Zac stepped hastily back, hoping the thing hadn’t been able to see him.
He felt dizzy, deciding that fatigue and dehydration were getting to him. He must be seeing things.
Still, he circled around the dark place under the glassy surface, walking only where the glaze seemed supported by stone.
He saw no more of those dark places. And at long last, he thought he was making real progress. It looked like only another half klick to the edge of the plain.
But something else was up ahead. Was that a wall, jutting from the bluffs? Difficult to
tell in the darkness. But it looked like a wall, or barrier of big stones.

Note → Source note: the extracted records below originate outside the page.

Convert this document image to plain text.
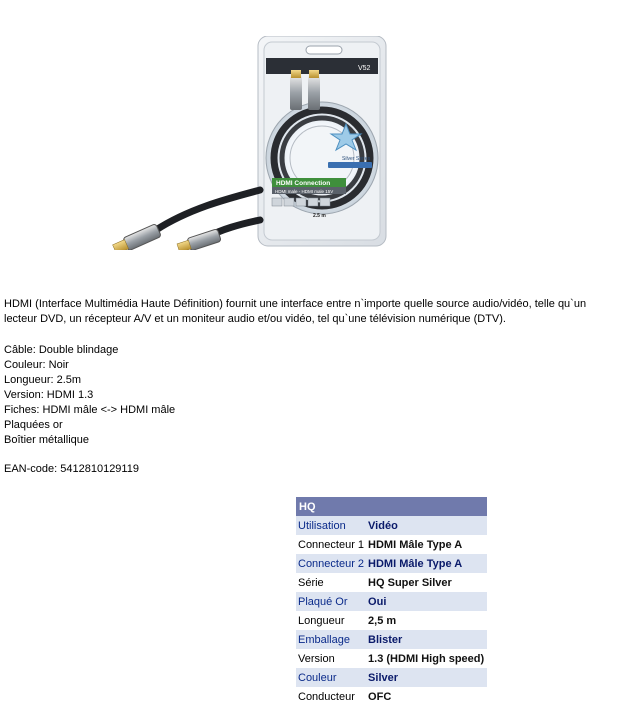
V52
Silver Series
HDMI Connection
HDMI male - HDMI male 15V
2.5 m

HDMI (Interface Multimédia Haute Définition) fournit une interface entre n`importe quelle source audio/vidéo, telle qu`un lecteur DVD, un récepteur A/V et un moniteur audio et/ou vidéo, tel qu`une télévision numérique (DTV).

Câble: Double blindage
Couleur: Noir
Longueur: 2.5m
Version: HDMI 1.3
Fiches: HDMI mâle <-> HDMI mâle
Plaquées or
Boîtier métallique
EAN-code: 5412810129119
HQ	
Utilisation	Vidéo
Connecteur 1	HDMI Mâle Type A
Connecteur 2	HDMI Mâle Type A
Série	HQ Super Silver
Plaqué Or	Oui
Longueur	2,5 m
Emballage	Blister
Version	1.3 (HDMI High speed)
Couleur	Silver
Conducteur	OFC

Something glittered, spears of glass, in the barrier of rocks.
Maybe there was shelter there. Perhaps a spring …
Zac picked up his pace, gasping the last half kilometer, his throat rasping—and he almost tumbled headlong into a large hole broken in the plain, near the end of the jutting barrier. He swayed, and then got his balance, and stepped back from the hole. The break in the surface was clearly delineated in the moonlight. There was a pit down there, this time—and it was open. And something else down there caught the light. It was dark, difficult to make out exactly what it was. But … it looked like a truck, down in a pit. A flatbed truck.
Had someone been driving through a tunnel down there? Then he saw the tire tracks in the thin layer of dust spread intermittently over the glassy plain. They led up to the edge of the pit. They’d driven here—and crashed through, it looked like, maybe forced onto this spot by driving around the barrier. They’d been caught in a trap.
He remembered the ratlike face on a man’s body, and shuddered. Whoever’d been in that truck—one of those things had them. Hadn’t Berl once said something about “tunnel rats”? Seemed like he had, and with a tone of real disgust.
“Hello?” Zac called, not too loudly, in case there was someone lying low in the truck.
No reply. He shouldn’t be calling out, attracting attention to himself. He should get away from this spot, and quickly.
But what if there was water down there, in that truck?
No. No, it would be a trap for him too. He mustn’t venture any farther.
He backed away from the pit, and looked for its edges, made his way carefully around them, feeling the surface, with his feet, for springiness, testing for too much give where it might break under him.
He moved past the pit and found more solid footing. He reached the end of the barrier of rock, followed it back toward the bluffs. He hoped to see a silvery trickling in the moonlight. Nothing.
What had he expected? No reason there should be water in this spot, particularly.